En un megaoperativo que inició en la madrugada, Ferley Alexander Herrera Serna, oriundo de Chigorodó en Antioquia y conocido como coordinador de envíos de cocaína, fue extraditado desde el Aeropuerto El Dorado de Bogotá hacia Texas, Estados Unidos, junto a Andrés Felipe Marín, alias Pipe Tuluá, líder de la estructura criminal La Inmaculada. Ambos enfrentan cargos por narcotráfráfico, en un procedimiento custodiado por el Servicio de Alguaciles de Estados Unidos, respaldado por testimonios, incautaciones y patrones claros de tráfico de drogas.
La extradición de Herrera Serna y Pipe Tuluá forma parte de una ofensiva contra una red criminal activa al menos desde 2017, con conexiones al Clan del Golfo y al Cartel de Sinaloa. Esta organización operaba desde laboratorios clandestinos en Colombia, enviando cocaína hacia Norteamérica a través de rutas complejas que partían de Colombia hacia Ecuador, Panamá, Costa Rica, Honduras, Guatemala, Nicaragua o México, para finalmente llegar a Estados Unidos. Utilizaban métodos sofisticados como lanchas rápidas, embarcaciones semisumergibles, naves de carga, aeronaves y camiones terrestres, vinculados además a alias como “Cuko”, “Michel”, “Imba”, “Chichi”, “Plástico” y “17”. Aunque Pipe Tuluá ha recibido mayor atención mediática, Herrera Serna, quien fue visto en la Dirección Antidrogas de la Policía vestido con una sudadera azul, fue autorizado para extradición por pruebas sólidas de asociación delictiva.

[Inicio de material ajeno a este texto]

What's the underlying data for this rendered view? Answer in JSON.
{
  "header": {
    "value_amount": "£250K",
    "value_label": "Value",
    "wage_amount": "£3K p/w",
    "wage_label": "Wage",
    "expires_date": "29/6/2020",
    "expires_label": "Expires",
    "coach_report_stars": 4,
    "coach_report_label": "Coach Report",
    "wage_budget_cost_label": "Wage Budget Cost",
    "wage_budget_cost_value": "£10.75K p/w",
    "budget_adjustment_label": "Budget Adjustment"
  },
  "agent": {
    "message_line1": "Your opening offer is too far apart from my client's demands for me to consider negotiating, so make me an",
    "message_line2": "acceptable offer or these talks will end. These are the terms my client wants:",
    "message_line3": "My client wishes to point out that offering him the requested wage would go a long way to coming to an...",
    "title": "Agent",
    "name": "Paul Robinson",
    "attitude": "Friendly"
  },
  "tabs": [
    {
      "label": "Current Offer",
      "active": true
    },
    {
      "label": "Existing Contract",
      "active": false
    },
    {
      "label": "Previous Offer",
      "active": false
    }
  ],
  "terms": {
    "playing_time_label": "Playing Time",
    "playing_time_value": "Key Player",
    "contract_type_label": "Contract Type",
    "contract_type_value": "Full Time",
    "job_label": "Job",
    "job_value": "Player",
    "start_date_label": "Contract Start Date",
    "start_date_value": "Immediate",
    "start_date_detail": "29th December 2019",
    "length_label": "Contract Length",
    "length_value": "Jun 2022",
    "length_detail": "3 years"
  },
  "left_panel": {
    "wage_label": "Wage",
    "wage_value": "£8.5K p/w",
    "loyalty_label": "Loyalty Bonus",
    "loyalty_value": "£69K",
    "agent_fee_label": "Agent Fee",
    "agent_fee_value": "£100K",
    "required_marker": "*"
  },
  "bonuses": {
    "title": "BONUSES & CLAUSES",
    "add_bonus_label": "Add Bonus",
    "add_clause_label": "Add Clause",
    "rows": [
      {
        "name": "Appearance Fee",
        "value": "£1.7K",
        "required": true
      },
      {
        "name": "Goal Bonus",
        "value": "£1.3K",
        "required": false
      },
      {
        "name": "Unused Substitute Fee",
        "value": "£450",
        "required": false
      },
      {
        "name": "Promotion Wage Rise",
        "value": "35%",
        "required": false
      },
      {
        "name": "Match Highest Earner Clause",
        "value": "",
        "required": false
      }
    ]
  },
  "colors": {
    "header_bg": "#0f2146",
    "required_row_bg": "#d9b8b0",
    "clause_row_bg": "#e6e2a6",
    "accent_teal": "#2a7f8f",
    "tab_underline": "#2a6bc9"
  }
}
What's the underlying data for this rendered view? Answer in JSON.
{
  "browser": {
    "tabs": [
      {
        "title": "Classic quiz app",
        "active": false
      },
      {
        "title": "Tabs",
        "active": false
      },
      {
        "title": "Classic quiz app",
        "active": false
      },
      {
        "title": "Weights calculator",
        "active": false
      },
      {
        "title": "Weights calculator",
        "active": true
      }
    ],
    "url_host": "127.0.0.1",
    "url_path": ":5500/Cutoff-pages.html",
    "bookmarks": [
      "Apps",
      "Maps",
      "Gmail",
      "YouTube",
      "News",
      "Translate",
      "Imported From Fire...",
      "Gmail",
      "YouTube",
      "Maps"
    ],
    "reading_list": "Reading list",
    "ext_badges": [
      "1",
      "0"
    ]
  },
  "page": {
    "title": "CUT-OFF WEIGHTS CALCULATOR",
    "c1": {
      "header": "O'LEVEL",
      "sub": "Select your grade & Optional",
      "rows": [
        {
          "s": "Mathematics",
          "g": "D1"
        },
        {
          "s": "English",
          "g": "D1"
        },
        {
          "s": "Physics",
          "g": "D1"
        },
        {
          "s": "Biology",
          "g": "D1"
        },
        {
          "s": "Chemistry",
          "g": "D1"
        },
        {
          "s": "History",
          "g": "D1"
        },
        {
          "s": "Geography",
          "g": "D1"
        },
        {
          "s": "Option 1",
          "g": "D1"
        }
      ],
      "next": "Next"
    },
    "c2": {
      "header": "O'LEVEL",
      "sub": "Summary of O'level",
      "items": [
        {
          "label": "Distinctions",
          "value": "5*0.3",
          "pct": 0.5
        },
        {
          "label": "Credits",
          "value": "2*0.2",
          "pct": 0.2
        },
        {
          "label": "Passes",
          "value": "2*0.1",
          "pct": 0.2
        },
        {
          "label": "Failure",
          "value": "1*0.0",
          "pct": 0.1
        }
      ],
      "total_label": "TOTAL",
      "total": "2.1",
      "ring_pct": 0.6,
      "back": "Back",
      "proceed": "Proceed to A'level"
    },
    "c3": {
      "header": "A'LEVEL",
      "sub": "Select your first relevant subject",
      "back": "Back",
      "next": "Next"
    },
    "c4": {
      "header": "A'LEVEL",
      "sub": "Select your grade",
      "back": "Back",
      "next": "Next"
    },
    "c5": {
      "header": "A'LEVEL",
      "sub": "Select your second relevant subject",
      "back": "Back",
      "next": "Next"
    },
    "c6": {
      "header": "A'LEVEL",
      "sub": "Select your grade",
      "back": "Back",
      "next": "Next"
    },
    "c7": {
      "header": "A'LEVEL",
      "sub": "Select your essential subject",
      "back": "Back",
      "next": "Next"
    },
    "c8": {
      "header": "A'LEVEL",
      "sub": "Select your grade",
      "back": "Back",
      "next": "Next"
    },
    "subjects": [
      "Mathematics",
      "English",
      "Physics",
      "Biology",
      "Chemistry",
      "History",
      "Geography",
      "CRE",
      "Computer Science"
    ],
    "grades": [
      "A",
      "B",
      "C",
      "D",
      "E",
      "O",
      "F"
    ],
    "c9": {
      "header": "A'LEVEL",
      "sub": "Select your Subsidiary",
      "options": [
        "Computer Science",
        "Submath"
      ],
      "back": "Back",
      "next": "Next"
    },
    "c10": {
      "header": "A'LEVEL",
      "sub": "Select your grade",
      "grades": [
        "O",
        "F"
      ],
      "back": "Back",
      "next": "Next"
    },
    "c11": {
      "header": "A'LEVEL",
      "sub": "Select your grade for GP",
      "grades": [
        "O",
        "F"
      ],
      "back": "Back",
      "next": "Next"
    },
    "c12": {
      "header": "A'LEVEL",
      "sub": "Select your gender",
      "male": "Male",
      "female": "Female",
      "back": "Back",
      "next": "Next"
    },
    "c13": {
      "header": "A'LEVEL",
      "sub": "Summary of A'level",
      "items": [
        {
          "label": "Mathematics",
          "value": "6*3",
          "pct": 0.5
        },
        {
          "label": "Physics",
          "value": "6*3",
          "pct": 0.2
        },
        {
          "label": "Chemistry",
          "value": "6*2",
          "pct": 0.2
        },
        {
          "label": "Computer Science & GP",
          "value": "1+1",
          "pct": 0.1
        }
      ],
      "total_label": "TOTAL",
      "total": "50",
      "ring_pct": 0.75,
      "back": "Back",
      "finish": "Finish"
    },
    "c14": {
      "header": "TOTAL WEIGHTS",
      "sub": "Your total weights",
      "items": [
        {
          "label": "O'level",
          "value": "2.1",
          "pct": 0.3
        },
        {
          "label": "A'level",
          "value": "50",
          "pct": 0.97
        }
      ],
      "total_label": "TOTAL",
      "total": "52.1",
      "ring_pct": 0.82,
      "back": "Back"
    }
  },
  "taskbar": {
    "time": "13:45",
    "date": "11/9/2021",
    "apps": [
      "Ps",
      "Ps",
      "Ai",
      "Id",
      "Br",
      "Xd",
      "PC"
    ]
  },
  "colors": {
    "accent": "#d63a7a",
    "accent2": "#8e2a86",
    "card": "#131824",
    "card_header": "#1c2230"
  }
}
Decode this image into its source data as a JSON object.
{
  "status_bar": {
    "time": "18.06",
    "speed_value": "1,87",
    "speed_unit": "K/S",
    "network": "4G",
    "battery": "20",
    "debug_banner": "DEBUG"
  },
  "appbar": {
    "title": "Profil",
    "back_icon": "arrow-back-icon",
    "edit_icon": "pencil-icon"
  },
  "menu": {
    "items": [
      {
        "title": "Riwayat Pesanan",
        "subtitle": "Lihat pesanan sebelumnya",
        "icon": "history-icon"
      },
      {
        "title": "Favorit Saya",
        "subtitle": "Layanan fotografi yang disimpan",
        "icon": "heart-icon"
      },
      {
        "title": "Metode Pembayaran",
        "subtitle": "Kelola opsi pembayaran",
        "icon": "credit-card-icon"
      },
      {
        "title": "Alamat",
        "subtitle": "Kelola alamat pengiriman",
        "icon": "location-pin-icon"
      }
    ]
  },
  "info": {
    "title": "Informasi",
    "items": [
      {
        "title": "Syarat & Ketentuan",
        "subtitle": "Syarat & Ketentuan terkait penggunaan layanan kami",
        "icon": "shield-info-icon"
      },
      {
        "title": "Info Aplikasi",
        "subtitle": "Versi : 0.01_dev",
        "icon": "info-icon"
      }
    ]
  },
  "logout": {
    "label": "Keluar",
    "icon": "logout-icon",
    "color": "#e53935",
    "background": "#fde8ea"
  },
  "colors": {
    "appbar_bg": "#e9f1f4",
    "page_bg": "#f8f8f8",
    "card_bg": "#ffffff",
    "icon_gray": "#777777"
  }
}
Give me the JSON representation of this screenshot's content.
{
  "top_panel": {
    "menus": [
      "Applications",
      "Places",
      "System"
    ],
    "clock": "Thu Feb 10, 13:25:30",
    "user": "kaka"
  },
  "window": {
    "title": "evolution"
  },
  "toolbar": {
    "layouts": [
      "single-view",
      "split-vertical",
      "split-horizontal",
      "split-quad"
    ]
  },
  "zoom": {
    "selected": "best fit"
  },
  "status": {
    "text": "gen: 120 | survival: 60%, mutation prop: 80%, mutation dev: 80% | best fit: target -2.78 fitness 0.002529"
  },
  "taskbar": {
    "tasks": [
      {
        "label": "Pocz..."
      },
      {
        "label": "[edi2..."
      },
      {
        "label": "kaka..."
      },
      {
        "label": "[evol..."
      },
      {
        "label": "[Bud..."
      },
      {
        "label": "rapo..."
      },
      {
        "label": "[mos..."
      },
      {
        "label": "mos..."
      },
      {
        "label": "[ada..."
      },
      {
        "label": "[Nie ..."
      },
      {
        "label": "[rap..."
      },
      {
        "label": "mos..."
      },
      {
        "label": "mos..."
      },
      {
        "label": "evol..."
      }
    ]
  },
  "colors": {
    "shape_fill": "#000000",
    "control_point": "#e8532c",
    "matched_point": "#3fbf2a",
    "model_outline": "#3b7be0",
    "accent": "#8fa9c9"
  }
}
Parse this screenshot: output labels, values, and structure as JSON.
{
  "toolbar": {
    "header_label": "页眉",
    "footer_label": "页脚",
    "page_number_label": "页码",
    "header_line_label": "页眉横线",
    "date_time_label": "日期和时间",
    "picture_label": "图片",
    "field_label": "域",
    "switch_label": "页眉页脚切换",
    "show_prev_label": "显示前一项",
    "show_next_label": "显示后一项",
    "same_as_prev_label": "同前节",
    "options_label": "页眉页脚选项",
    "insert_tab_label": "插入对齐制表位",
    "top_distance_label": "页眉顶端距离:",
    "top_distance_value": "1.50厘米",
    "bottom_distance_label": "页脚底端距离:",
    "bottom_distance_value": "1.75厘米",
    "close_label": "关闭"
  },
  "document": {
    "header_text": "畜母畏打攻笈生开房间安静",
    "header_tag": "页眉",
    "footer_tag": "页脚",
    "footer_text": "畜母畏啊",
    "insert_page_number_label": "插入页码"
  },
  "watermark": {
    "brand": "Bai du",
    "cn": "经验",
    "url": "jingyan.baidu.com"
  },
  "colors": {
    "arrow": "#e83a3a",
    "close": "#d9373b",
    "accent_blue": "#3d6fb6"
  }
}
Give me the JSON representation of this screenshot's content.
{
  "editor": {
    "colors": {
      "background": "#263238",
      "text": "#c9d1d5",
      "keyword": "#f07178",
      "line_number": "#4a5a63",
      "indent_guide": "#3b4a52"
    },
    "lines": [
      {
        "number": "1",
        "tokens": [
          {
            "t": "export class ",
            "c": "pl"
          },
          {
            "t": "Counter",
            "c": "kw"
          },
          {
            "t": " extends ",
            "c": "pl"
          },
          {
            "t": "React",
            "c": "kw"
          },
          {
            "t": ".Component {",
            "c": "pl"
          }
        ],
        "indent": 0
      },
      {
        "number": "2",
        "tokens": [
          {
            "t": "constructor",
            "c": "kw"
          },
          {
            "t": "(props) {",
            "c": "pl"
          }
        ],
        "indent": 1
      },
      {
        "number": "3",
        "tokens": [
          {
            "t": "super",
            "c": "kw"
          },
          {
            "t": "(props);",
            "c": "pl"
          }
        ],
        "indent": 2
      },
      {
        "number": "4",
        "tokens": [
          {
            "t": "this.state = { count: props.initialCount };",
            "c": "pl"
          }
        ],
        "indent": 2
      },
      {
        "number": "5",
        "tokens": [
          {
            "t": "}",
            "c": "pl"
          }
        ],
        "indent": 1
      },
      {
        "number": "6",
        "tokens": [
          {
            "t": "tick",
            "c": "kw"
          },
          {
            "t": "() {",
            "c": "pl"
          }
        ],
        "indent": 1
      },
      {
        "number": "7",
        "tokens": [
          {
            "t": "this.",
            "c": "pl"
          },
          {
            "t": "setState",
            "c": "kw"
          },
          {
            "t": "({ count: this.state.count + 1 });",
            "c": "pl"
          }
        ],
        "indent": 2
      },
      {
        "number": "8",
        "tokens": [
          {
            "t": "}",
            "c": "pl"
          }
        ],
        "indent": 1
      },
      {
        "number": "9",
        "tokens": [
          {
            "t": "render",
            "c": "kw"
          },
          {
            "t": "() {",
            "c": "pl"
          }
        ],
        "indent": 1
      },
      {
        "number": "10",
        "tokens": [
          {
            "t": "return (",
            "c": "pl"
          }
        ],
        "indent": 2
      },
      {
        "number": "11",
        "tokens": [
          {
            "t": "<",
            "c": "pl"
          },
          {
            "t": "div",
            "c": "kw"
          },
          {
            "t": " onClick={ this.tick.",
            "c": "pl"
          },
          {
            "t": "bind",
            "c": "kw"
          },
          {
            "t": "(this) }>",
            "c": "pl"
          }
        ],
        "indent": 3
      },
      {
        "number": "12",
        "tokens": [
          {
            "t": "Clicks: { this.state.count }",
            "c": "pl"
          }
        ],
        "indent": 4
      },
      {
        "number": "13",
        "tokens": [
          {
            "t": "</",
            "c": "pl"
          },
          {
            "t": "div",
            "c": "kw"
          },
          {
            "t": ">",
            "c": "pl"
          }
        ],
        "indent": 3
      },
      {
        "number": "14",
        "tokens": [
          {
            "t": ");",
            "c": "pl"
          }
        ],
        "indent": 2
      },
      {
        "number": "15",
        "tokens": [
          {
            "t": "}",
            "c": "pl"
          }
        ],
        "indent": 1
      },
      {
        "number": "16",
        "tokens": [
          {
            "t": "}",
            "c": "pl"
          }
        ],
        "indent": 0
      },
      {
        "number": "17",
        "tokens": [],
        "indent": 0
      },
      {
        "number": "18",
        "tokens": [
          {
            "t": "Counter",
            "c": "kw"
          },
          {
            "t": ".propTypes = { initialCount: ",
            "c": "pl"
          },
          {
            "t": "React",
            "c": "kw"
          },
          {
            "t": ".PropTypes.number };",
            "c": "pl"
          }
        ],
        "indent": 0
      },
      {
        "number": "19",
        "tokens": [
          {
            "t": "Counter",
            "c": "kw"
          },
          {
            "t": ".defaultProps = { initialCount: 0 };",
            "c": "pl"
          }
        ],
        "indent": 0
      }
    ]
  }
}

Una red transnacional desmantelada paso a paso
La operación resalta el impacto de la cooperación internacional en la lucha contra el narcotráfico, donde las autoridades colombianas y estadounidenses han unido fuerzas para golpear estructuras que mueven toneladas de cocaína desde Sudamérica. Mientras Herrera Serna coordinaba los envíos clave, Pipe Tuluá dirigía La Inmaculada, consolidando una ruta que ha sido monitoreada durante años por sus patrones recurrentes y evidencias acumuladas en incautaciones previas.
Este traslado marca un avance significativo en la desarticulación de redes que no solo afectan la seguridad regional, sino que alimentan la violencia y la corrupción en múltiples países. Las autoridades esperan que las declaraciones de los extraditados en Texas aporten más información para seguir desmantelando estas alianzas criminales transfronterizas.